Abstract

Invigorated by the high temperature superconductivity in some binary hydrogen-dominated compounds, we systematically explored high-pressure phase diagrams and superconductivity of a ternary Mg-Ge-H system using ab initio methods. Stoichiometric MgGeH₆ with high hydrogen content exhibiting Pm3[combining macron] symmetry was predicted from a series of high-pressure synthesis paths. We performed an in-depth study on three distinct formation routes to MgGeH₆, i.e., Mg + Ge + 3H₂ → MgGeH₆, MgGe + 3H₂ → MgGeH₆ and MgH₂ + GeH₄ → MgGeH₆ at high pressures. By directly squeezing three elemental solids Mg + Ge + 3H₂, we obtained ternary MgGeH₆ at 200 GPa. By adding a little bit of the MgGe alloy into hydrogen, we found that MgGeH₆ can form and stabilize at about 200 GPa.
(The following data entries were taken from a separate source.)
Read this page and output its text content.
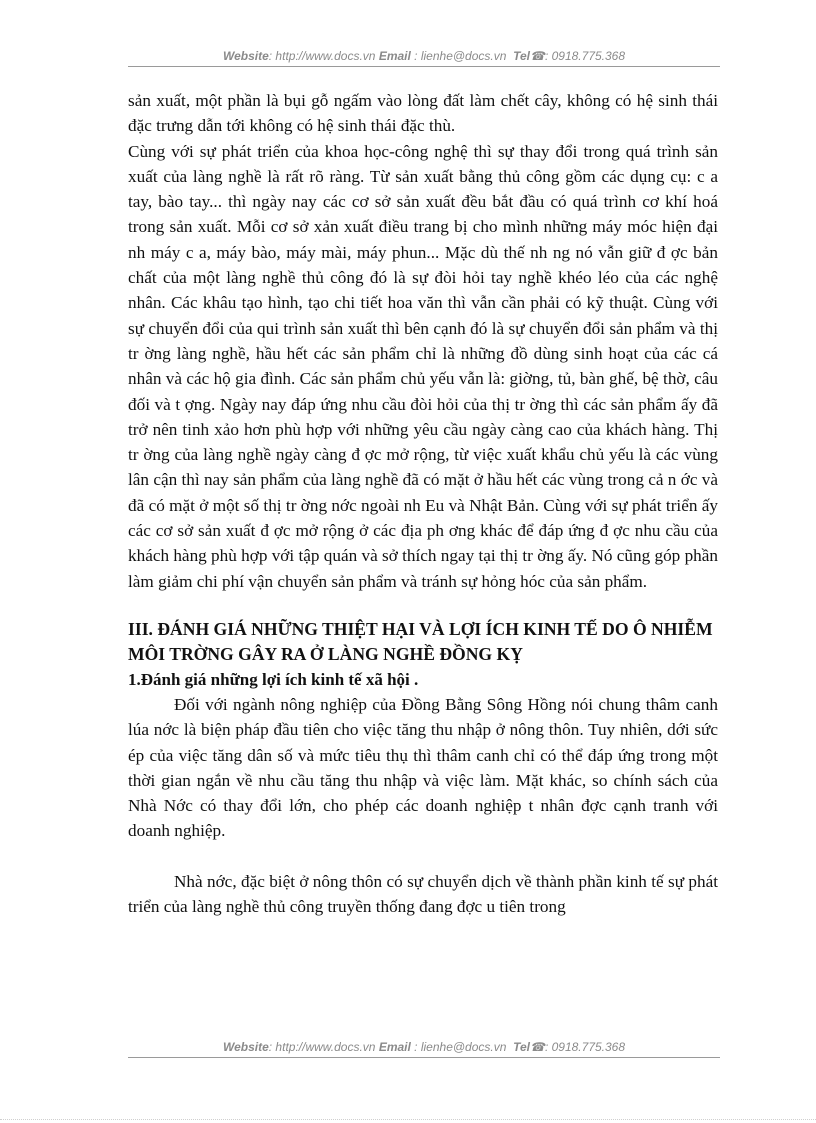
Website: http://www.docs.vn Email : lienhe@docs.vn Tel☎: 0918.775.368

sản xuất, một phần là bụi gỗ ngấm vào lòng đất làm chết cây, không có hệ sinh thái đặc trưng dẫn tới không có hệ sinh thái đặc thù.

Cùng với sự phát triển của khoa học-công nghệ thì sự thay đổi trong quá trình sản xuất của làng nghề là rất rõ ràng. Từ sản xuất bằng thủ công gồm các dụng cụ: c a tay, bào tay... thì ngày nay các cơ sở sản xuất đều bắt đầu có quá trình cơ khí hoá trong sản xuất. Mỗi cơ sở xản xuất điều trang bị cho mình những máy móc hiện đại nh máy c a, máy bào, máy mài, máy phun... Mặc dù thế nh ng nó vẫn giữ đ ợc bản chất của một làng nghề thủ công đó là sự đòi hỏi tay nghề khéo léo của các nghệ nhân. Các khâu tạo hình, tạo chi tiết hoa văn thì vẫn cần phải có kỹ thuật. Cùng với sự chuyển đổi của qui trình sản xuất thì bên cạnh đó là sự chuyển đổi sản phẩm và thị tr ờng làng nghề, hầu hết các sản phẩm chỉ là những đồ dùng sinh hoạt của các cá nhân và các hộ gia đình. Các sản phẩm chủ yếu vẫn là: giờng, tủ, bàn ghế, bệ thờ, câu đối và t ợng. Ngày nay đáp ứng nhu cầu đòi hỏi của thị tr ờng thì các sản phẩm ấy đã trở nên tinh xảo hơn phù hợp với những yêu cầu ngày càng cao của khách hàng. Thị tr ờng của làng nghề ngày càng đ ợc mở rộng, từ việc xuất khẩu chủ yếu là các vùng lân cận thì nay sản phẩm của làng nghề đã có mặt ở hầu hết các vùng trong cả n ớc và đã có mặt ở một số thị tr ờng nớc ngoài nh Eu và Nhật Bản. Cùng với sự phát triển ấy các cơ sở sản xuất đ ợc mở rộng ở các địa ph ơng khác để đáp ứng đ ợc nhu cầu của khách hàng phù hợp với tập quán và sở thích ngay tại thị tr ờng ấy. Nó cũng góp phần làm giảm chi phí vận chuyển sản phẩm và tránh sự hỏng hóc của sản phẩm.

III. ĐÁNH GIÁ NHỮNG THIỆT HẠI VÀ LỢI ÍCH KINH TẾ DO Ô NHIỄM MÔI TRỜNG GÂY RA Ở LÀNG NGHỀ ĐỒNG KỴ

1.Đánh giá những lợi ích kinh tế xã hội .

Đối với ngành nông nghiệp của Đồng Bằng Sông Hồng nói chung thâm canh lúa nớc là biện pháp đầu tiên cho việc tăng thu nhập ở nông thôn. Tuy nhiên, dới sức ép của việc tăng dân số và mức tiêu thụ thì thâm canh chỉ có thể đáp ứng trong một thời gian ngắn về nhu cầu tăng thu nhập và việc làm. Mặt khác, so chính sách của Nhà Nớc có thay đổi lớn, cho phép các doanh nghiệp t nhân đợc cạnh tranh với doanh nghiệp.

Nhà nớc, đặc biệt ở nông thôn có sự chuyển dịch về thành phần kinh tế sự phát triển của làng nghề thủ công truyền thống đang đợc u tiên trong

Website: http://www.docs.vn Email : lienhe@docs.vn Tel☎: 0918.775.368
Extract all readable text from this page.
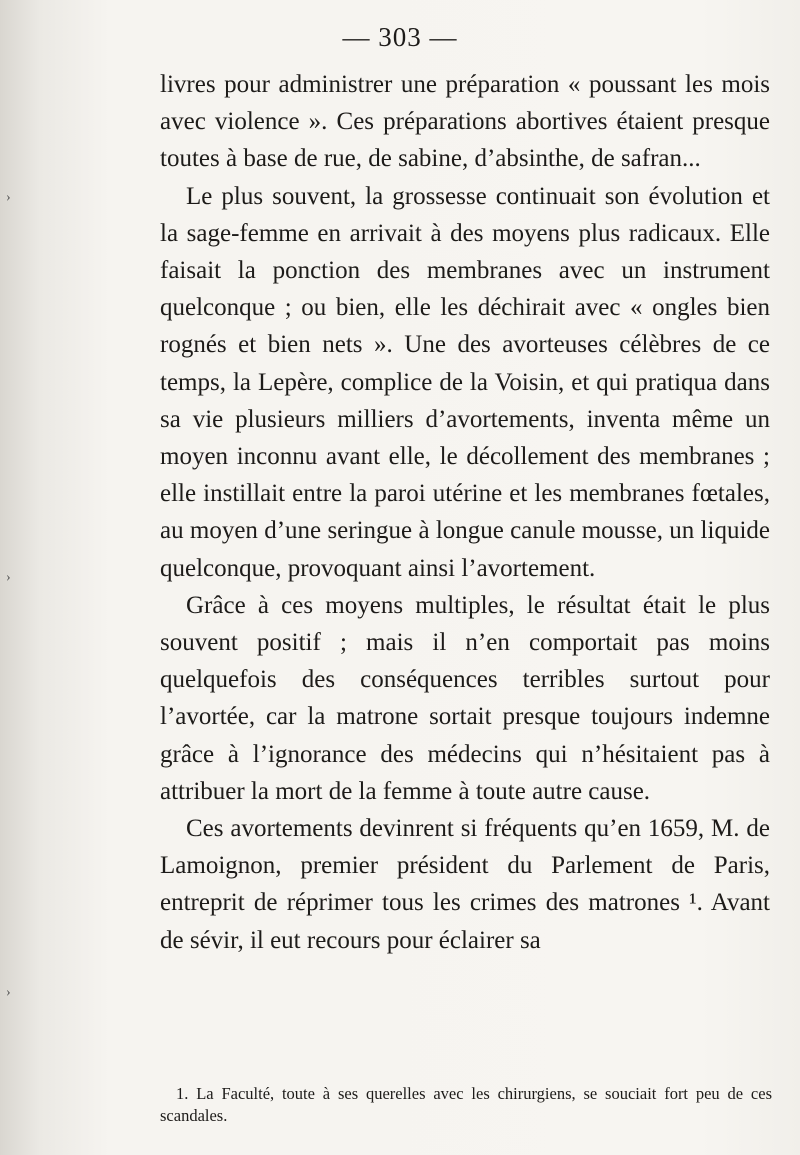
›
›
›
— 303 —

livres pour administrer une préparation « poussant les mois avec violence ». Ces préparations abortives étaient presque toutes à base de rue, de sabine, d’absinthe, de safran...

Le plus souvent, la grossesse continuait son évolution et la sage-femme en arrivait à des moyens plus radicaux. Elle faisait la ponction des membranes avec un instrument quelconque ; ou bien, elle les déchirait avec « ongles bien rognés et bien nets ». Une des avorteuses célèbres de ce temps, la Lepère, complice de la Voisin, et qui pratiqua dans sa vie plusieurs milliers d’avortements, inventa même un moyen inconnu avant elle, le décollement des membranes ; elle instillait entre la paroi utérine et les membranes fœtales, au moyen d’une seringue à longue canule mousse, un liquide quelconque, provoquant ainsi l’avortement.

Grâce à ces moyens multiples, le résultat était le plus souvent positif ; mais il n’en comportait pas moins quelquefois des conséquences terribles surtout pour l’avortée, car la matrone sortait presque toujours indemne grâce à l’ignorance des médecins qui n’hésitaient pas à attribuer la mort de la femme à toute autre cause.

Ces avortements devinrent si fréquents qu’en 1659, M. de Lamoignon, premier président du Parlement de Paris, entreprit de réprimer tous les crimes des matrones ¹. Avant de sévir, il eut recours pour éclairer sa

1. La Faculté, toute à ses querelles avec les chirurgiens, se souciait fort peu de ces scandales.
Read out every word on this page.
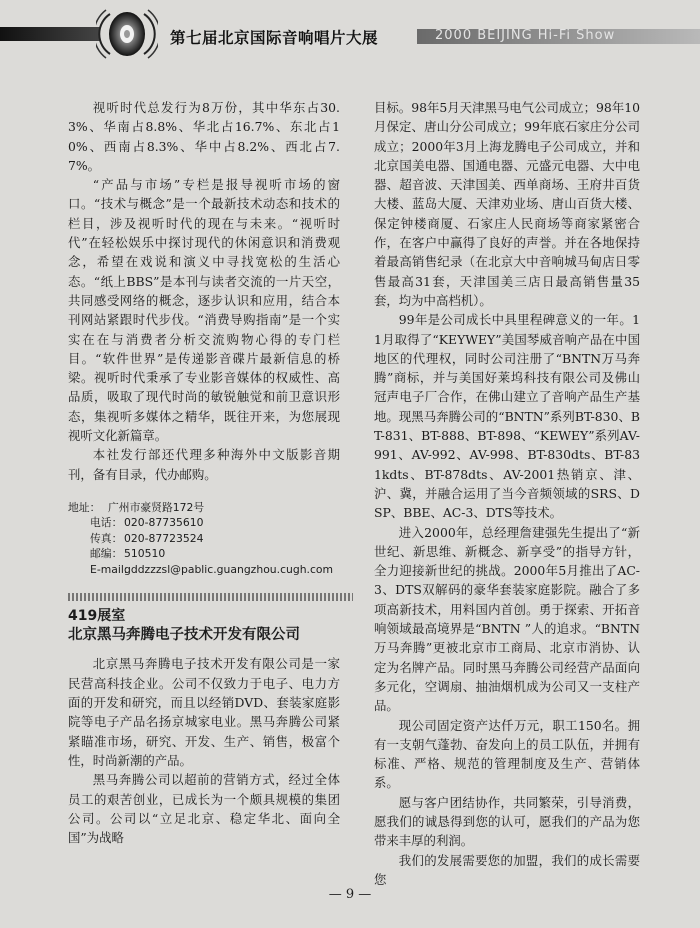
第七届北京国际音响唱片大展	2000 BEIJING Hi-Fi Show

视听时代总发行为8万份，其中华东占30.3%、华南占8.8%、华北占16.7%、东北占10%、西南占8.3%、华中占8.2%、西北占7.7%。

“产品与市场”专栏是报导视听市场的窗口。“技术与概念”是一个最新技术动态和技术的栏目，涉及视听时代的现在与未来。“视听时代”在轻松娱乐中探讨现代的休闲意识和消费观念，希望在戏说和演义中寻找宽松的生活心态。“纸上BBS”是本刊与读者交流的一片天空，共同感受网络的概念，逐步认识和应用，结合本刊网站紧跟时代步伐。“消费导购指南”是一个实实在在与消费者分析交流购物心得的专门栏目。“软件世界”是传递影音碟片最新信息的桥梁。视听时代秉承了专业影音媒体的权威性、高品质，吸取了现代时尚的敏锐触觉和前卫意识形态，集视听多媒体之精华，既往开来，为您展现视听文化新篇章。

本社发行部还代理多种海外中文版影音期刊，备有目录，代办邮购。

地址： 广州市豪贤路172号
电话： 020-87735610
传真： 020-87723524
邮编： 510510
E-mail:
gddzzzsl@pablic.guangzhou.cugh.com
419展室
北京黑马奔腾电子技术开发有限公司

北京黑马奔腾电子技术开发有限公司是一家民营高科技企业。公司不仅致力于电子、电力方面的开发和研究，而且以经销DVD、套装家庭影院等电子产品名扬京城家电业。黑马奔腾公司紧紧瞄准市场，研究、开发、生产、销售，极富个性，时尚新潮的产品。

黑马奔腾公司以超前的营销方式，经过全体员工的艰苦创业，已成长为一个颇具规模的集团公司。公司以“立足北京、稳定华北、面向全国”为战略

目标。98年5月天津黑马电气公司成立；98年10月保定、唐山分公司成立；99年底石家庄分公司成立；2000年3月上海龙腾电子公司成立，并和北京国美电器、国通电器、元盛元电器、大中电器、超音波、天津国美、西单商场、王府井百货大楼、蓝岛大厦、天津劝业场、唐山百货大楼、保定钟楼商厦、石家庄人民商场等商家紧密合作，在客户中赢得了良好的声誉。并在各地保持着最高销售纪录（在北京大中音响城马甸店日零售最高31套，天津国美三店日最高销售量35套，均为中高档机）。

99年是公司成长中具里程碑意义的一年。11月取得了“KEYWEY”美国琴威音响产品在中国地区的代理权，同时公司注册了“BNTN万马奔腾”商标，并与美国好莱坞科技有限公司及佛山冠声电子厂合作，在佛山建立了音响产品生产基地。现黑马奔腾公司的“BNTN”系列BT-830、BT-831、BT-888、BT-898、“KEWEY”系列AV-991、AV-992、AV-998、BT-830dts、BT-831kdts、BT-878dts、AV-2001热销京、津、沪、冀，并融合运用了当今音频领域的SRS、DSP、BBE、AC-3、DTS等技术。

进入2000年，总经理詹建强先生提出了“新世纪、新思维、新概念、新享受”的指导方针，全力迎接新世纪的挑战。2000年5月推出了AC-3、DTS双解码的豪华套装家庭影院。融合了多项高新技术，用料国内首创。勇于探索、开拓音响领域最高境界是“BNTN ”人的追求。“BNTN万马奔腾”更被北京市工商局、北京市消协、认定为名牌产品。同时黑马奔腾公司经营产品面向多元化，空调扇、抽油烟机成为公司又一支柱产品。

现公司固定资产达仟万元，职工150名。拥有一支朝气蓬勃、奋发向上的员工队伍，并拥有标准、严格、规范的管理制度及生产、营销体系。

愿与客户团结协作，共同繁荣，引导消费，愿我们的诚恳得到您的认可，愿我们的产品为您带来丰厚的利润。

我们的发展需要您的加盟，我们的成长需要您

— 9 —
More intriguingly, upon compressing MgH₂ and GeH₄ to 250 GPa, we also predicted the same MgGeH₆. Electron structure calculations reveal that the cubic MgGeH₆ is a good metal and takes on ionic character. Electron-phonon coupling calculation reveals a large λ = 1.16 for MgGeH₆ at 200 GPa. In particular, we found that ternary MgGeH₆ could be a potential high temperature superconductor with a superconducting transition temperature T_c of ∼67 K at 200 GPa.